KARACHI: The Sindh High Court on Friday reserved its order on a plea of the provincial government for the constitution of a larger bench for hearing cases in which vires of the National Accountability Bureau Ordinance were challenged.
Headed by Chief Justice Sajjad Ali Shah, a two-judge bench heard the arguments of Advocate General Barrister Zamir Ahmed Ghumro during the hearing of a constitutional petition and reserved the order to a date to be later pronounced by the court’s office.
The petition was filed by Ghulam Mustafa Phul, commissioner of Shaheed Benazirabad division, who cited the federal law secretary, NAB chairman and director general, Sindh chief secretary and chairman of the provincial anti-corruption establishment as respondents.
The advocate general in his arguments submitted that the NAB law was not applicable to the provinces since 2003 because chief executive of the country had legislated NAB Ordinance under emergency.
He argued that any law enacted by parliament on provincial subject of measures to combat corruption ceased to have any effect after the six months of lifting of emergency.
The provincial government chief law officer contended that anti-corruption regime of the federal and provincial governments had remained separate from 1947 to 1997 when the federal authorities enacted unconstitutional legislation that was violation of division of powers scheme between the federal government and the provinces.
He said this was the constitutional issue of utmost importance and added that the KP High Court also constituted a five-member bench when the KP Ehtesab Act 2014 was challenged.
The petitioner said there was clear, categorical and succinct division of powers between federal and provincial legislatures and both were barred from impinging upon each other’s jurisdiction under Article 142 of the Constitution.
He said parliament could legislate on the subjects mentioned in the federal list whereas a provincial assembly could legislate on the rest of the subjects which included the provincial subject of combating corruption.
The petitioner said that the First Constitution of Pakistan of 1956 enumerated the subject of Measures to Combat Corruption in entry no 6 of the Concurrent List Part II as a concurrent subject on which both the parliament and provincial assemblies could legislate. However, under the Constitution of 1962, it became wholly provincial subject as it was not enumerated in the federal list, the only list in 1962 Constitution as excluding the subjects mentioned in the central legislative list, rest of the subjects belonged to the provinces including criminal law and procedure.

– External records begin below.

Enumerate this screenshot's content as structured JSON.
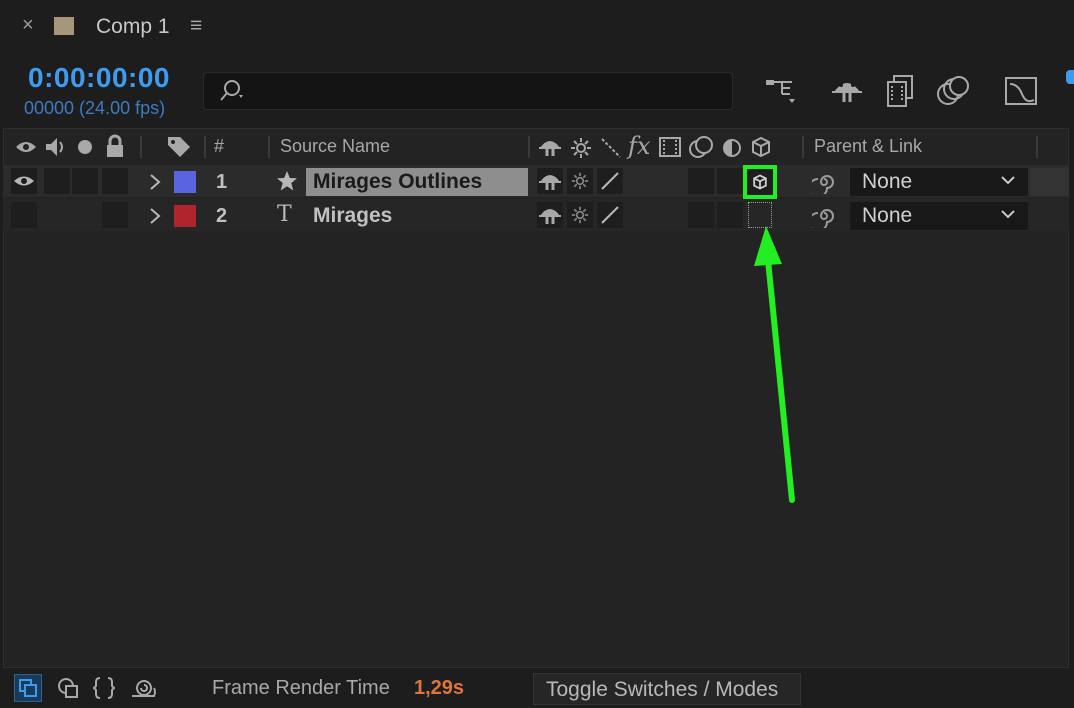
{
  "tab": {
    "close": "×",
    "title": "Comp 1",
    "menu": "≡"
  },
  "time": {
    "timecode": "0:00:00:00",
    "frames_fps": "00000 (24.00 fps)"
  },
  "search": {
    "placeholder": ""
  },
  "toolbar": {
    "icons": [
      "flowchart-icon",
      "draft-3d-icon",
      "frame-blending-icon",
      "motion-blur-icon",
      "graph-editor-icon"
    ]
  },
  "columns": {
    "number": "#",
    "source_name": "Source Name",
    "parent_link": "Parent & Link",
    "fx": "fx"
  },
  "layers": [
    {
      "number": "1",
      "name": "Mirages Outlines",
      "type_icon": "star-icon",
      "label_color": "#5a64e0",
      "parent": "None",
      "visible": true,
      "selected": true,
      "three_d": true
    },
    {
      "number": "2",
      "name": "Mirages",
      "type_icon": "text-layer-icon",
      "type_glyph": "T",
      "label_color": "#b0252d",
      "parent": "None",
      "visible": false,
      "selected": false,
      "three_d": false
    }
  ],
  "annotation": {
    "color": "#22ee22",
    "target": "3d-layer-switch"
  },
  "footer": {
    "frame_render_label": "Frame Render Time",
    "frame_render_value": "1,29s",
    "toggle_label": "Toggle Switches / Modes"
  }
}
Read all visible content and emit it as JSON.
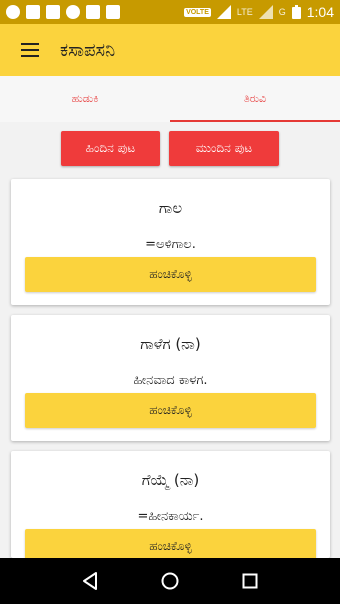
{
  "status_bar": {
    "network_badge": "VOLTE",
    "network_type": "LTE",
    "roaming": "G",
    "time": "1:04"
  },
  "app_bar": {
    "title": "ಕಸಾಪಸನಿ"
  },
  "tabs": [
    {
      "label": "ಹುಡುಕಿ",
      "active": false
    },
    {
      "label": "ತಿರುವಿ",
      "active": true
    }
  ],
  "pager": {
    "prev_label": "ಹಿಂದಿನ ಪುಟ",
    "next_label": "ಮುಂದಿನ ಪುಟ"
  },
  "entries": [
    {
      "word": "ಗಾಲ",
      "meaning": "=ಅಳಿಗಾಲ.",
      "share_label": "ಹಂಚಿಕೊಳ್ಳಿ"
    },
    {
      "word": "ಗಾಳೆಗ (ನಾ)",
      "meaning": "ಹೀನವಾದ ಕಾಳಗ.",
      "share_label": "ಹಂಚಿಕೊಳ್ಳಿ"
    },
    {
      "word": "ಗೆಯ್ಮೆ (ನಾ)",
      "meaning": "=ಹೀನಕಾರ್ಯ.",
      "share_label": "ಹಂಚಿಕೊಳ್ಳಿ"
    }
  ],
  "colors": {
    "accent": "#fbd33d",
    "primary_button": "#ef3b3b",
    "tab_text": "#e84a4a"
  }
}
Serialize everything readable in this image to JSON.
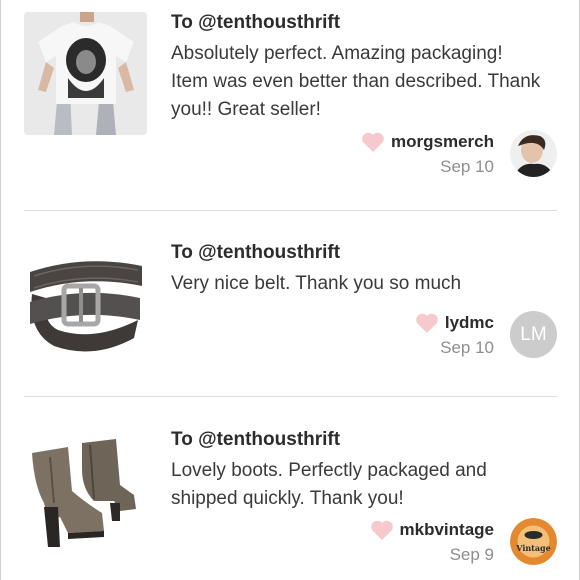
{
  "colors": {
    "heart": "#f7c9cf",
    "divider": "#dddddd",
    "date": "#8e8e8e",
    "text": "#2c2c2c",
    "initials_avatar_bg": "#cccccc"
  },
  "reviews": [
    {
      "to": "To @tenthousthrift",
      "message": "Absolutely perfect. Amazing packaging! Item was even better than described. Thank you!! Great seller!",
      "username": "morgsmerch",
      "date": "Sep 10",
      "item_image": "graphic-tshirt-photo",
      "avatar_type": "photo"
    },
    {
      "to": "To @tenthousthrift",
      "message": "Very nice belt. Thank you so much",
      "username": "lydmc",
      "date": "Sep 10",
      "item_image": "leather-belt-photo",
      "avatar_type": "initials",
      "avatar_initials": "LM"
    },
    {
      "to": "To @tenthousthrift",
      "message": "Lovely boots. Perfectly packaged and shipped quickly. Thank you!",
      "username": "mkbvintage",
      "date": "Sep 9",
      "item_image": "ankle-boots-photo",
      "avatar_type": "photo",
      "avatar_text": "Vintage"
    }
  ]
}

He said that in the Constitution of 1973, the subject of “Measures to combat corruption” totally became provincial as it was neither listed in the federal list nor concurrent list and under Article 142 of the Constitution.
The petitioner contended that an unconstitutional set-up enacted the NAB Ordinance, 1999 in exercise of powers under the proclamation of emergency of Oct 14, 1999 and Provisional Constitutional Order (PCO). Both the proclamation of emergency and PCO No 1 of 1999 have been declared as having been made without lawful authority and of no legal effect under Article 270AA (1) of the Constitution, he argued.

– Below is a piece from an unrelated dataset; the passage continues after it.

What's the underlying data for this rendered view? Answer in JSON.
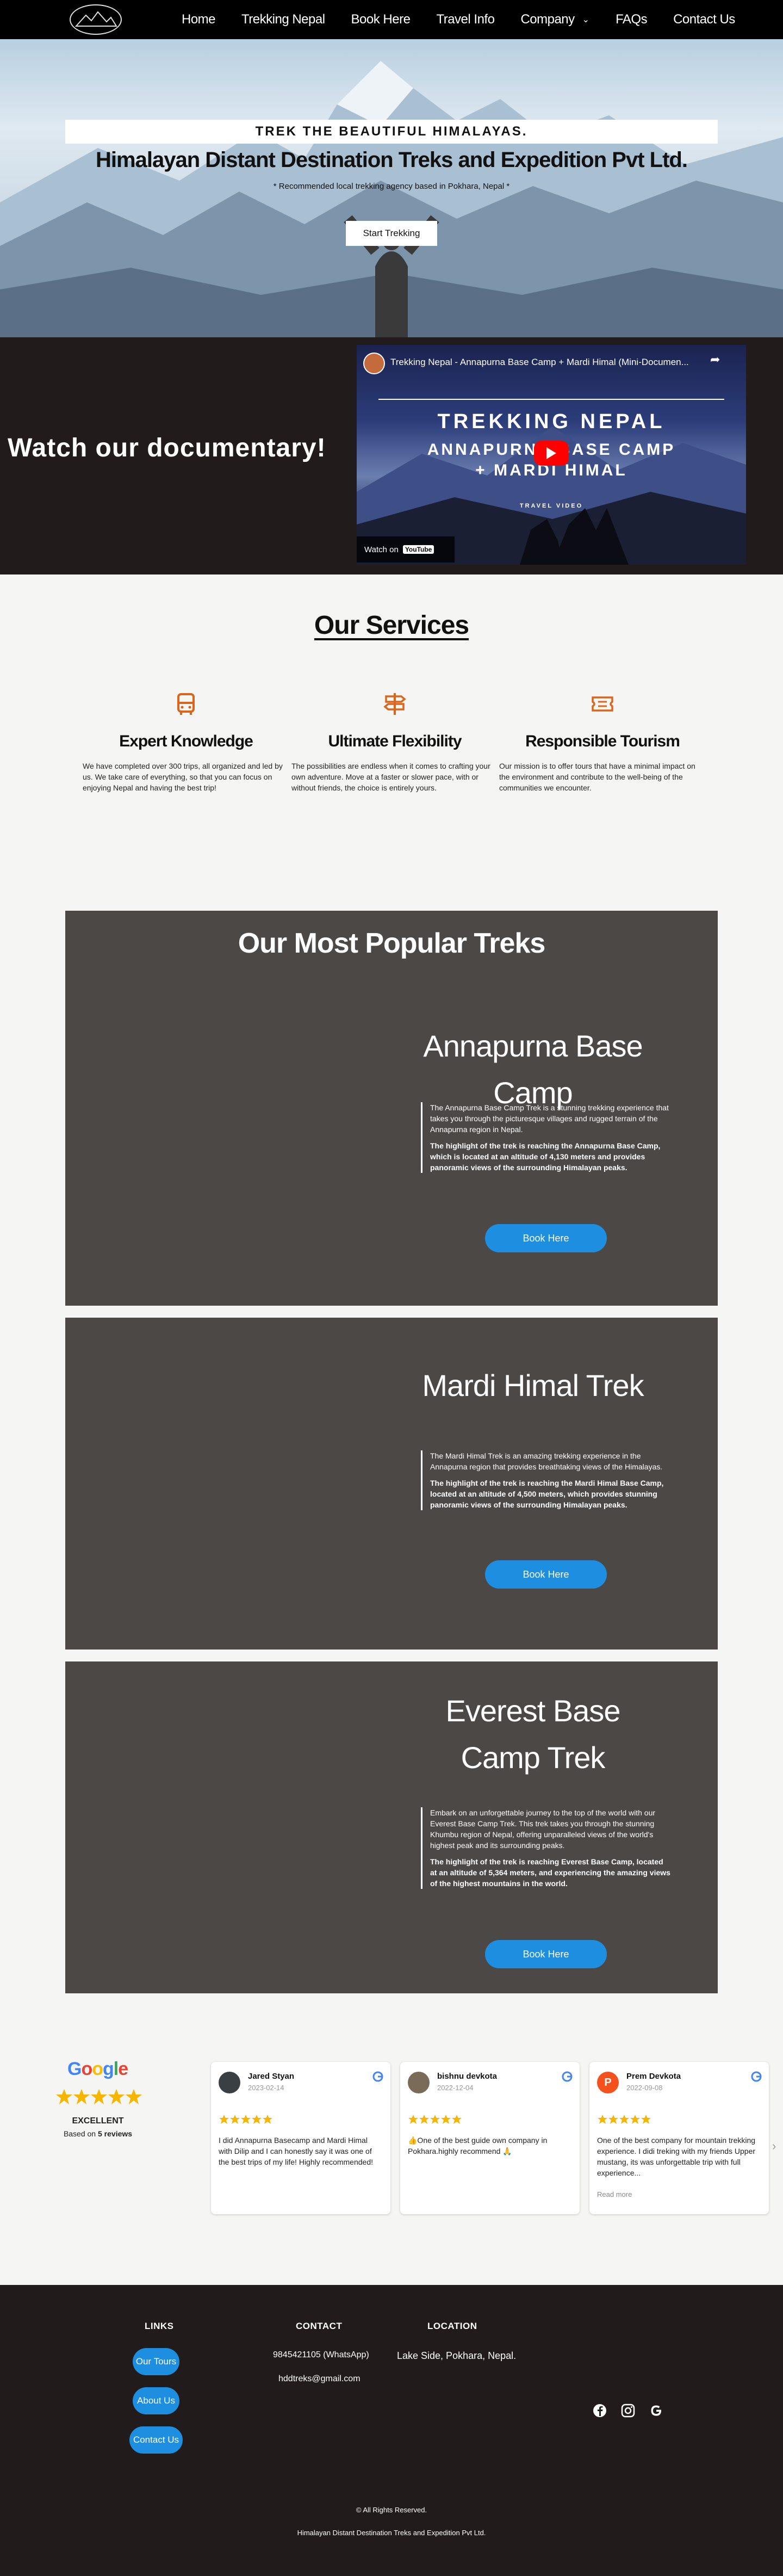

The petitioner asked the court to declare that Sections 4, 10, 15, 16A, 18, 19, 27, 28, 31C, 33B, 33C, 36 of the NAB Ordinance illegal and ultra vires of the Article 142 of the constitution as they contain references to provincial government, chief minister, speaker, deputy speaker, provincial cabinet members or other office holders, employees, departments, corporations, statutory bodies and local council of the province.
He also asked the court to declare that the federal government and NAB had no jurisdiction of investigation or trial of officers and servants performing their functions in the province of Sindh and over provincial departments, corporations, statutory bodies, banks, local councils and any provincial matter whatsoever.